ICML2020

Optimizing Data Usage via Differentiable Rewards

Xinyi Wang, Hieu Pham, Paul Michel, Antonios Anastasopoulos, Jaime G. Carbonell, Graham Neubig

73 citations

Abstract

To acquire a new skill, humans learn better and faster if a tutor informs them of how much attention they should pay to particular content or practice problems based on their current knowledge level. Similarly, a machine learning model could potentially be trained better if data is presented in a way that adapts to its current learning state. In this paper, we examine the problem of training an adaptive scorer that weights data instances to maximally benefit learning.
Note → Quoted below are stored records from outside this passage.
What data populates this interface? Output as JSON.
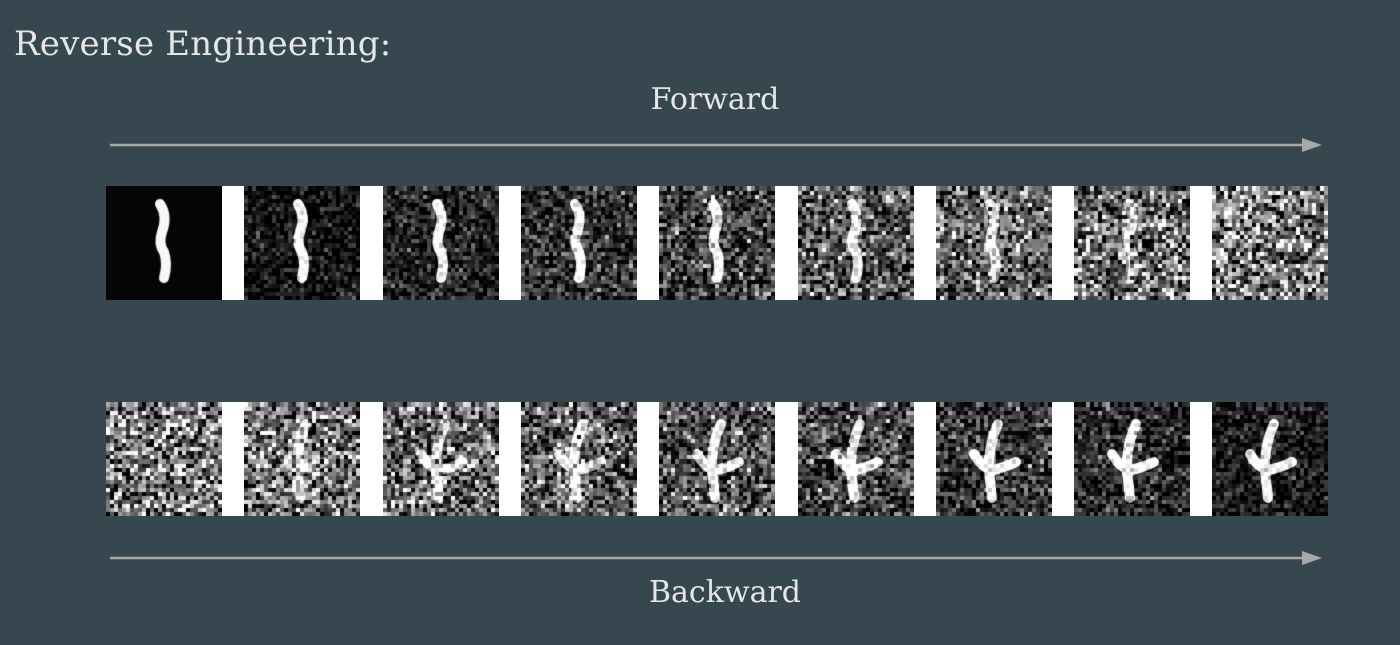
{
  "title": "Reverse Engineering:",
  "forward": {
    "label": "Forward",
    "digit": "1",
    "noise_levels": [
      0.0,
      0.12,
      0.25,
      0.38,
      0.5,
      0.62,
      0.74,
      0.86,
      1.0
    ]
  },
  "backward": {
    "label": "Backward",
    "digit": "4",
    "noise_levels": [
      1.0,
      0.92,
      0.84,
      0.76,
      0.62,
      0.54,
      0.42,
      0.32,
      0.16
    ]
  },
  "colors": {
    "background": "#36474f",
    "text": "#e6e6e6",
    "arrow": "#a8a8a8",
    "separator": "#ffffff"
  }
}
Training such as scorer efficiently is a challenging problem; in order to precisely quantify the effect of a data instance on the final model, a naive approach would require completing the entire training process and observing final performance. We propose an efficient alternative -Differentiable Data Selection (DDS) -that formulates a scorer as a learnable function of the training data that can be efficiently updated along with the main model being trained. Specifically, DDS updates the scorer with an intuitive reward signal: it should up-weigh the data that has a similar gradient with a development set upon which we would finally like to perform well. Without significant computing overhead, DDS delivers consistent improvements over several strong baselines on two very different tasks of machine translation and image classification.